Daybreak revealed grisly scenes on Richmond’s deck and throughout the squadron. Three of Richmond’s crew died in the initial fighting and twelve lay wounded. Of Farragut’s squadron, only his flagship Hartford and the gunboat lashed to her side passed Port Hudson successfully. Among the remaining five vessels, four suffered severe damage and the crew of the paddle frigate Mississippi abandoned ship, setting her afire to deprive the Rebels of her use. Richmond picked up the majority of Mississippi’s crew and they were milling around on the splintered and blood-stained deck when Cummings was borne ashore, rushed to New Orleans for treatment. Although he departed Richmond appearing “quite well,” Cummings succumbed to his wounds and died in the city on 18 March 1863 at the age of 32.

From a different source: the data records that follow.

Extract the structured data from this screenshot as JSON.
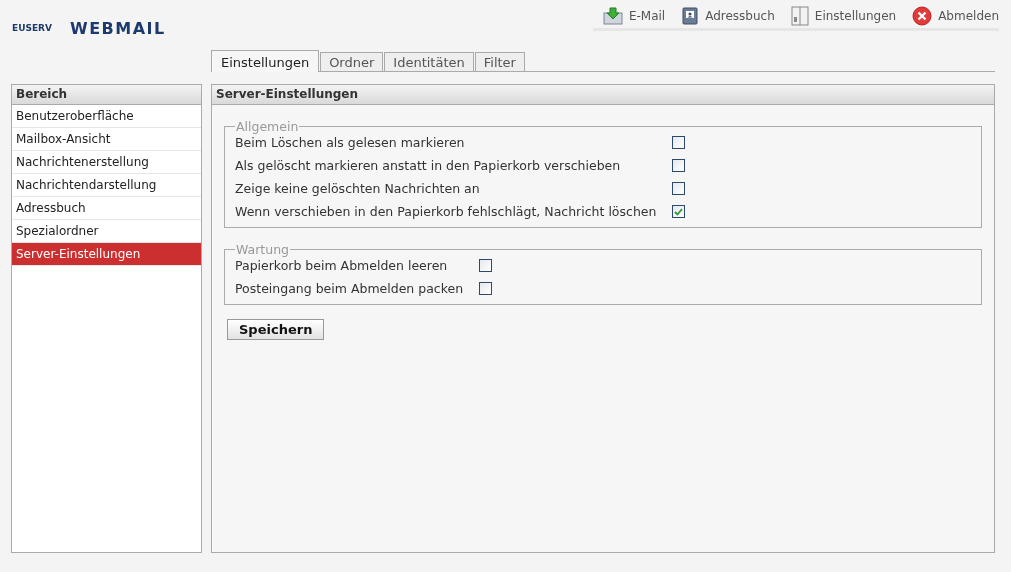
{
  "logo": {
    "mark": "EUSERV",
    "title": "WEBMAIL"
  },
  "topnav": [
    {
      "kind": "mail",
      "label": "E-Mail"
    },
    {
      "kind": "book",
      "label": "Adressbuch"
    },
    {
      "kind": "settings",
      "label": "Einstellungen"
    },
    {
      "kind": "logout",
      "label": "Abmelden"
    }
  ],
  "tabs": [
    {
      "label": "Einstellungen",
      "selected": true
    },
    {
      "label": "Ordner",
      "selected": false
    },
    {
      "label": "Identitäten",
      "selected": false
    },
    {
      "label": "Filter",
      "selected": false
    }
  ],
  "sidebar": {
    "title": "Bereich",
    "items": [
      {
        "label": "Benutzeroberfläche",
        "selected": false
      },
      {
        "label": "Mailbox-Ansicht",
        "selected": false
      },
      {
        "label": "Nachrichtenerstellung",
        "selected": false
      },
      {
        "label": "Nachrichtendarstellung",
        "selected": false
      },
      {
        "label": "Adressbuch",
        "selected": false
      },
      {
        "label": "Spezialordner",
        "selected": false
      },
      {
        "label": "Server-Einstellungen",
        "selected": true
      }
    ]
  },
  "panel": {
    "title": "Server-Einstellungen",
    "sections": [
      {
        "legend": "Allgemein",
        "options": [
          {
            "label": "Beim Löschen als gelesen markieren",
            "checked": false
          },
          {
            "label": "Als gelöscht markieren anstatt in den Papierkorb verschieben",
            "checked": false
          },
          {
            "label": "Zeige keine gelöschten Nachrichten an",
            "checked": false
          },
          {
            "label": "Wenn verschieben in den Papierkorb fehlschlägt, Nachricht löschen",
            "checked": true
          }
        ]
      },
      {
        "legend": "Wartung",
        "options": [
          {
            "label": "Papierkorb beim Abmelden leeren",
            "checked": false
          },
          {
            "label": "Posteingang beim Abmelden packen",
            "checked": false
          }
        ]
      }
    ],
    "save": "Speichern"
  }
}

“It has pleased God to take from among us our gallant friend in the fullness of his energies and usefulness,” Cmdr. Alden told his grieving crew as he eulogized the fallen executive officer, “You all well know the importance of his services in this ship; his conscientious devotion to duty; his justice and even temper in maintaining discipline; his ability in preparing for emergencies, and his coolness in meeting them. All these qualities he brought to his country in the hour of need, and he has sealed his devotion with his life.”
Cummings was buried on 7 September 1864 in his family plot at Laurel Hill Cemetery, Philadelphia.
Disposition:
Loaned to the Coast Guard 6/7/1924 - 5/23/1932. Stricken 7/5/1934. Scrapped 1934.